What NJ teachers have to say about arming them in schools
TRENTON — Arming teachers with weapons in their classroom to defend themselves and students from a gunman has been suggested by President Donald Trump as one possible detriment to gun violence in schools.
"Armed Educators (and trusted people who work within a school) love our students and will protect them," Trump said Saturday on Twitter. "Very smart people. Must be firearms adept & have annual training. Should get yearly bonus. Shootings will not happen again - a big & very inexpensive deterrent. Up to States."
Also favoring armed teaches is Alexander P. Roubian, president of the New Jersey Second Amendment Society, who pointed out that U.S. Attorney General Jeff Sessions admitted that the FBI overlooked warning signs and a confidential tip about the Marjory Stoneman Douglas High School gunman, who killed 14 students and three adults Feb. 14.
On other side of the issue is the state's largest teachers union and Democratic Gov. Phil Murphy.
"Arming teachers and putting more guns in schools is not the right answer, and that’s one we flat out don’t agree with,” Murphy said upon his return from a meeting with the nation's governors.
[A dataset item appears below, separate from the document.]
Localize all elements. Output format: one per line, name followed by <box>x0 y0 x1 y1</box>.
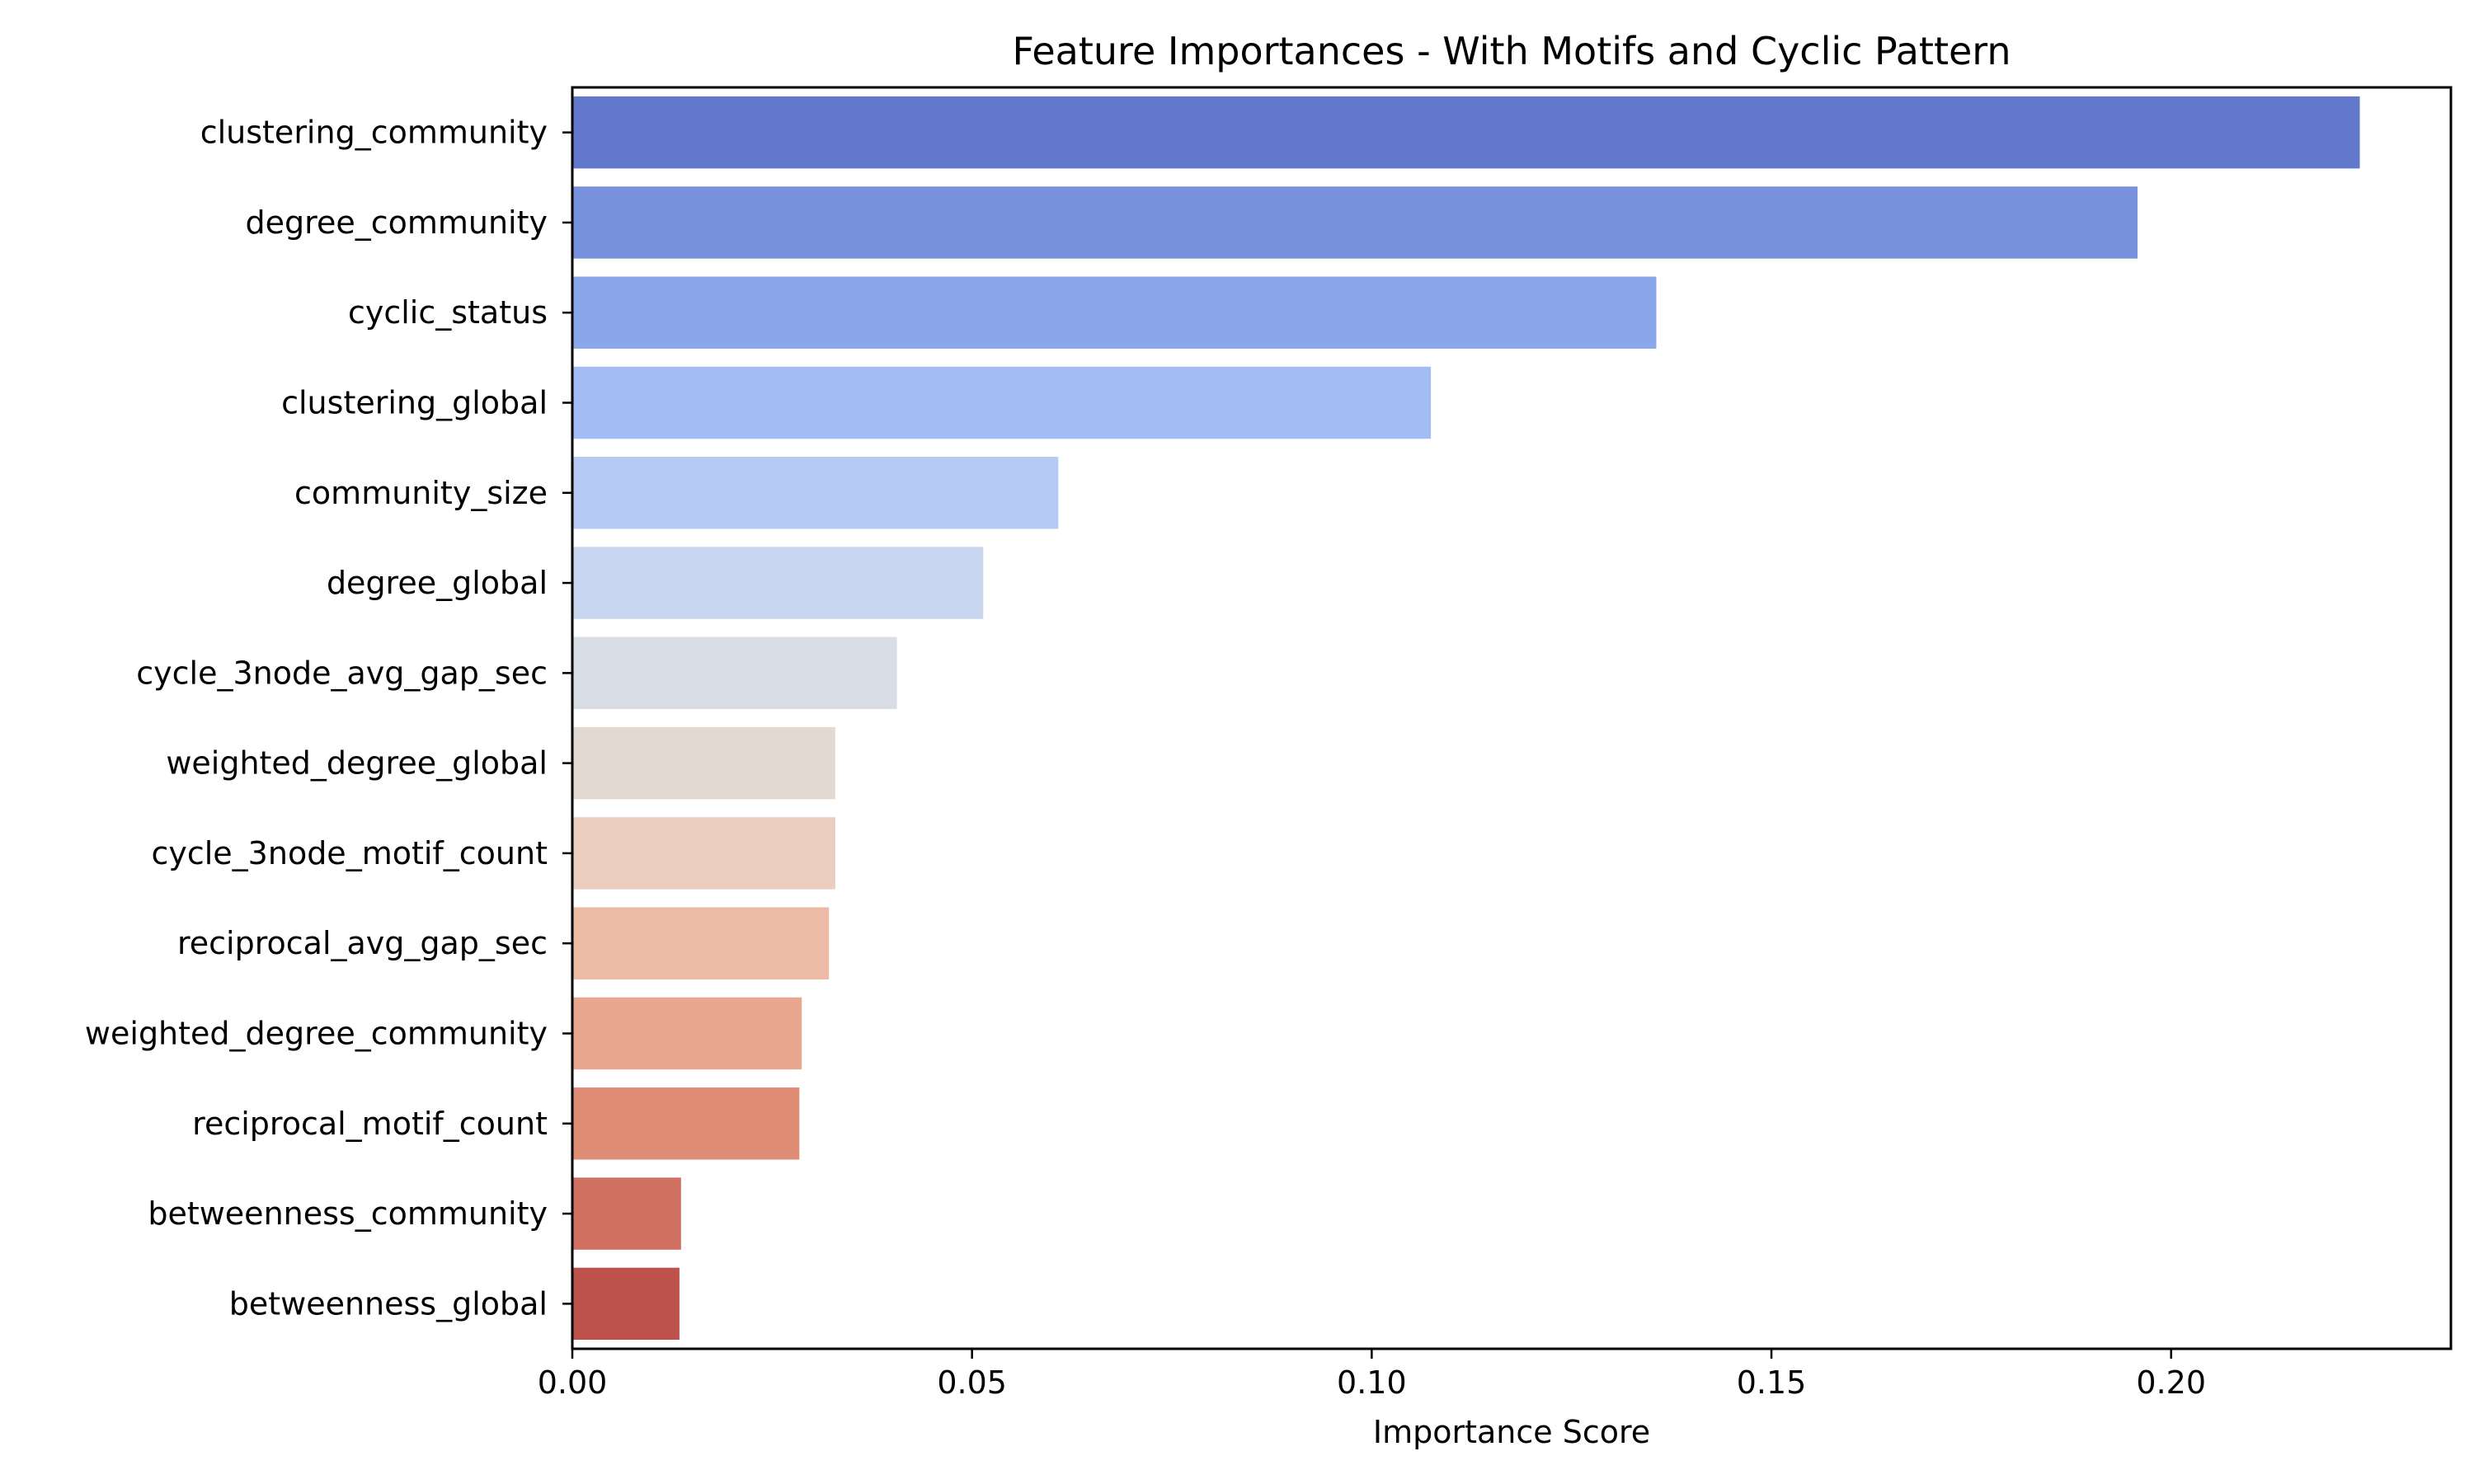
category-label: community_size <box>294 475 548 511</box>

The NJEA in a statement said arming teachers would turn schools into "armed fortresses of fear."
“Schools should be safe havens for learning and development," the union said in a statement. "They should not become armed fortresses of fear."
Teacher Mary Jane Larsen, a veteran at the three high schools in Hamilton Township in Mercer County, disagrees with the NJEA's position. She supports concealed carry of weapons by teachers who have been trained.
"If you have armed police officers, armed security guards and military veterans, you already have a military presence. I don't think the NJEA argument has any validity at this point," she told New Jersey 101.5 this week.
She believes the problem of gun violence in schools stems from security.
"Something has to be done about school violence because our schools are too porous. We have to do something about securing the schools and I think that having teachers who have a concealed carry permit would increase and heighten our security," Larsen said.
Larsen believes weapons in classrooms are part of a new reality in schools.
"In every school I teach at, teachers are very concerned about access to the school. Teacher are concerned that doorways be secured. Entrances be secured," Larsen said.
Larsen does not have any experience using firearms but said she is considering buying one.
Union High School's Nick Ferroni has the opposite opinion about arming teachers and thinks any gun introduced into any environment, including a school, increases the chances of an accidental death.
"Say every teacher had been armed in Parkland and considering the circumstance. The teacher would not know who is a threat. And if a teacher did know the threat, the Coast Guard and most Army veterans are at a 40 percent accuracy rate," Ferroni said.
He is concerned a teacher with less training would be a lot less accurate.
He also believes that teachers are too compassionate to fire a weapon even with a mass shooter roaming the halls.
"We can be trained, but I care too much about my students to take that chance of anything accidentally happening to them," he said.
"Once we get to the point where we need to consider arming teachers we need to re-evaluate society."